Ora, dizem os revendedores de combustíveis que, se forem avaliados os Mapas do Calculo das Taxas de ISP, depara-se que as variações de novembro “NÃO EXISTE” ( aumento de 0.02 e a de dezembro 2017 para janeiro de 2018).
Recorde-se que o Governo Regional dos Açores (GRA) através da Vice-Presidência do Governo, Emprego e Competitividade Empresarial, através dos Despachos Normativos nºs 36 e 37 de 2017 de 29 de dezembro vem comunicar novo aumentos de combustíveis líquidos, em 0.03 cêntimos para Gasóleo Rodoviário e Gasolina 95, e consequente 0.02 cêntimos para o Gasóleo nas Pescas e Agricultura.
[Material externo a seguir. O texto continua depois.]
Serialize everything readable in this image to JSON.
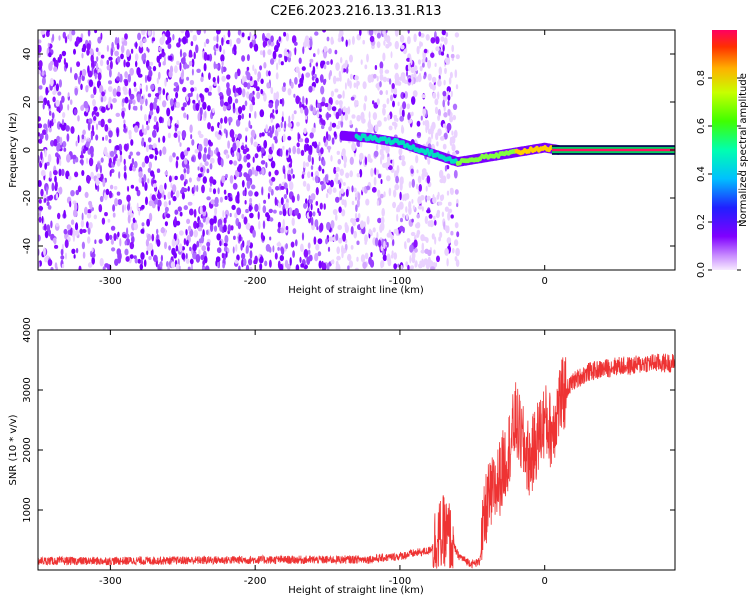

Dizem os revendedores de combustíveis nos Açores que o aumento incide basicamente sobre os impostos, em contraciclo com o que é referido no despacho normativo.
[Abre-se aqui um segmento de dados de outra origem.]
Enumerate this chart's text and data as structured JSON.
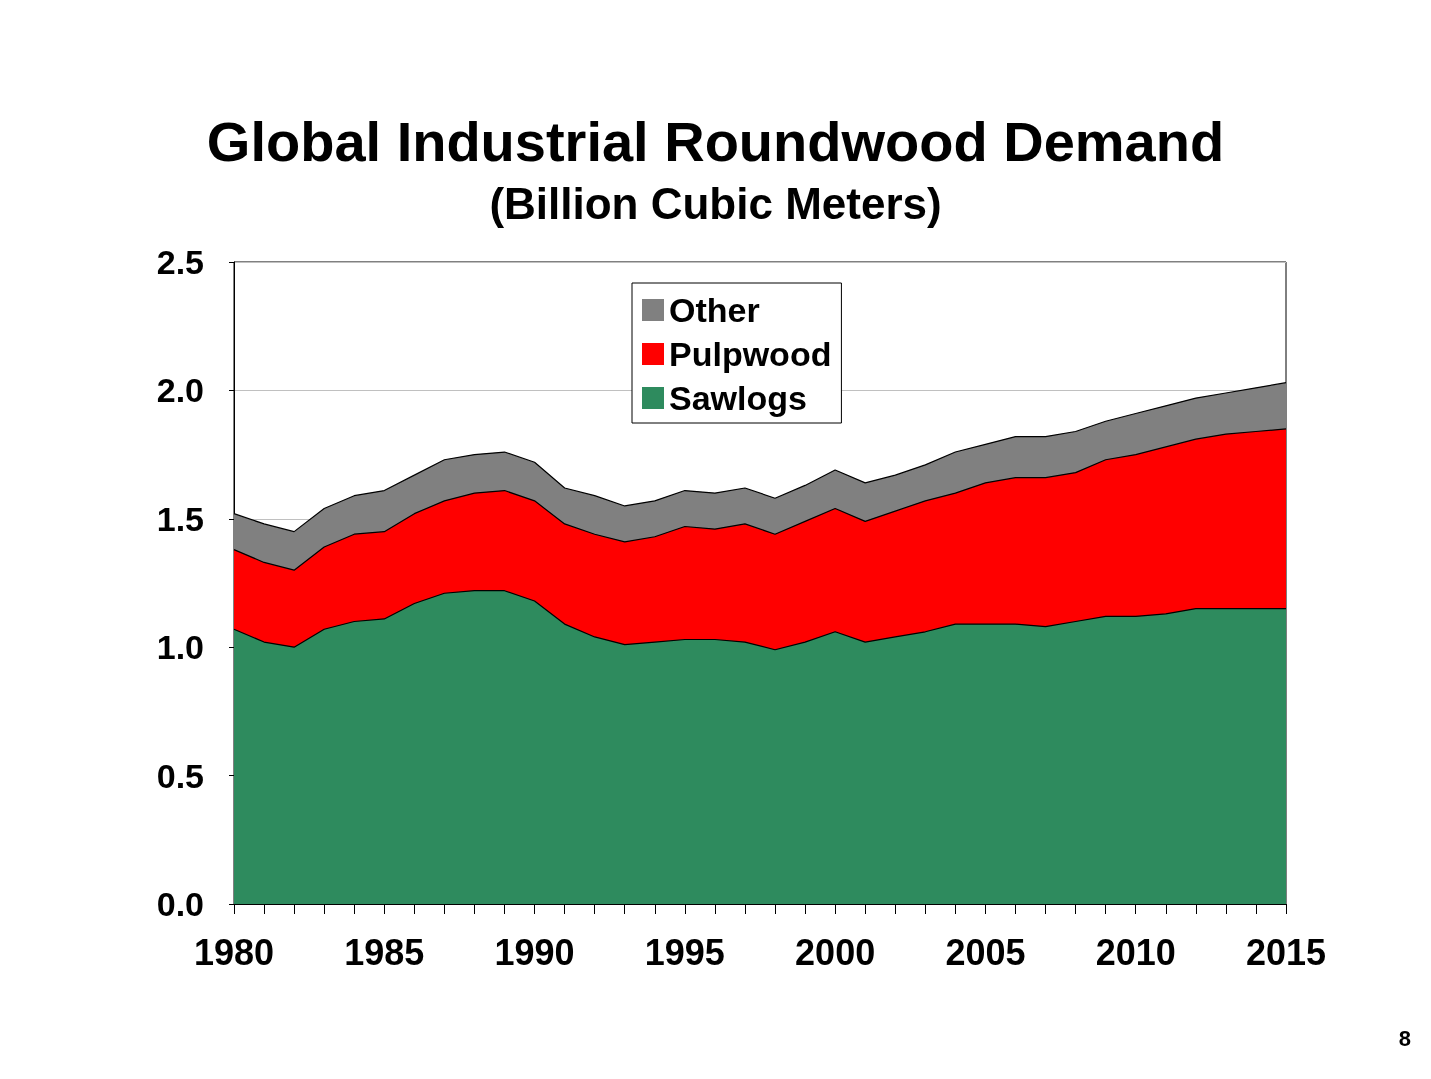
{
  "chart_data": {
    "type": "area",
    "title": "Global Industrial Roundwood Demand",
    "subtitle": "(Billion Cubic Meters)",
    "x": [
      1980,
      1981,
      1982,
      1983,
      1984,
      1985,
      1986,
      1987,
      1988,
      1989,
      1990,
      1991,
      1992,
      1993,
      1994,
      1995,
      1996,
      1997,
      1998,
      1999,
      2000,
      2001,
      2002,
      2003,
      2004,
      2005,
      2006,
      2007,
      2008,
      2009,
      2010,
      2011,
      2012,
      2013,
      2014,
      2015
    ],
    "stacked": true,
    "series": [
      {
        "name": "Sawlogs",
        "color": "#2e8b5e",
        "values": [
          1.07,
          1.02,
          1.0,
          1.07,
          1.1,
          1.11,
          1.17,
          1.21,
          1.22,
          1.22,
          1.18,
          1.09,
          1.04,
          1.01,
          1.02,
          1.03,
          1.03,
          1.02,
          0.99,
          1.02,
          1.06,
          1.02,
          1.04,
          1.06,
          1.09,
          1.09,
          1.09,
          1.08,
          1.1,
          1.12,
          1.12,
          1.13,
          1.15,
          1.15,
          1.15,
          1.15
        ]
      },
      {
        "name": "Pulpwood",
        "color": "#ff0000",
        "values": [
          0.31,
          0.31,
          0.3,
          0.32,
          0.34,
          0.34,
          0.35,
          0.36,
          0.38,
          0.39,
          0.39,
          0.39,
          0.4,
          0.4,
          0.41,
          0.44,
          0.43,
          0.46,
          0.45,
          0.47,
          0.48,
          0.47,
          0.49,
          0.51,
          0.51,
          0.55,
          0.57,
          0.58,
          0.58,
          0.61,
          0.63,
          0.65,
          0.66,
          0.68,
          0.69,
          0.7
        ]
      },
      {
        "name": "Other",
        "color": "#808080",
        "values": [
          0.14,
          0.15,
          0.15,
          0.15,
          0.15,
          0.16,
          0.15,
          0.16,
          0.15,
          0.15,
          0.15,
          0.14,
          0.15,
          0.14,
          0.14,
          0.14,
          0.14,
          0.14,
          0.14,
          0.14,
          0.15,
          0.15,
          0.14,
          0.14,
          0.16,
          0.15,
          0.16,
          0.16,
          0.16,
          0.15,
          0.16,
          0.16,
          0.16,
          0.16,
          0.17,
          0.18
        ]
      }
    ],
    "xlim": [
      1980,
      2015
    ],
    "xticks": [
      1980,
      {
        "value": 1981,
        "label": null
      },
      {
        "value": 1982,
        "label": null
      },
      {
        "value": 1983,
        "label": null
      },
      {
        "value": 1984,
        "label": null
      },
      1985,
      {
        "value": 1986,
        "label": null
      },
      {
        "value": 1987,
        "label": null
      },
      {
        "value": 1988,
        "label": null
      },
      {
        "value": 1989,
        "label": null
      },
      1990,
      {
        "value": 1991,
        "label": null
      },
      {
        "value": 1992,
        "label": null
      },
      {
        "value": 1993,
        "label": null
      },
      {
        "value": 1994,
        "label": null
      },
      1995,
      {
        "value": 1996,
        "label": null
      },
      {
        "value": 1997,
        "label": null
      },
      {
        "value": 1998,
        "label": null
      },
      {
        "value": 1999,
        "label": null
      },
      2000,
      {
        "value": 2001,
        "label": null
      },
      {
        "value": 2002,
        "label": null
      },
      {
        "value": 2003,
        "label": null
      },
      {
        "value": 2004,
        "label": null
      },
      2005,
      {
        "value": 2006,
        "label": null
      },
      {
        "value": 2007,
        "label": null
      },
      {
        "value": 2008,
        "label": null
      },
      {
        "value": 2009,
        "label": null
      },
      2010,
      {
        "value": 2011,
        "label": null
      },
      {
        "value": 2012,
        "label": null
      },
      {
        "value": 2013,
        "label": null
      },
      {
        "value": 2014,
        "label": null
      },
      2015
    ],
    "ylim": [
      0,
      2.5
    ],
    "yticks": [
      {
        "value": 0,
        "label": "0.0"
      },
      {
        "value": 0.5,
        "label": "0.5"
      },
      {
        "value": 1,
        "label": "1.0"
      },
      {
        "value": 1.5,
        "label": "1.5"
      },
      {
        "value": 2,
        "label": "2.0"
      },
      {
        "value": 2.5,
        "label": "2.5"
      }
    ],
    "grid": "y",
    "legend": "top",
    "marker": "none",
    "annotations": [
      "8"
    ]
  }
}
“Já no mês de novembro, o ultimo aumento realizado a 17 de novembro, foi de 0.02 Cêntimos, este unicamente sobre os impostos”.
No mesmo comunicado, é referido que em janeiro de 2018, o ordenado mínimo fixa-se na RAA, nos 609 euros, como aumentam muitos dos custos fixos no negocio dos combustíveis, estrangulando ainda mais as margens existentes neste negocio
“Margens estas de combustíveis sofrerem o ultimo aumento a 01-01-2014 em 0.001 Décima de Cêntimo, aumento irrisório para não dizerem que não houve aumentos, vai passar 4 anos e nada mais foi feito por parte do GRA”.
Com esta continua atitude do GRA, os Revendedores de Combustíveis dos Açores, principalmente os independentes vão se reunir na próxima semana em data a definir, e falar sobre as margens de combustíveis, não revistas desde janeiro de 2014; impacto do aumento do ordenado mínimo no setor e outros custos e a criação de Associação Açores do Setor da Revenda de Combustíveis.
Esta ultima tem a devida importância para o setor da revenda dos combustíveis queira se fazer representar na Europa o fazer, já que o GRA, nada o faz para o proteger.
Adianta o mesmo comunicado que, “estes aumentos de combustíveis, incidem num agravamento do poder de compra dos Açorianos e dos empresários, lamentavelmente incidindo em impostos, prejudicando seriamente a economia dos Açores”.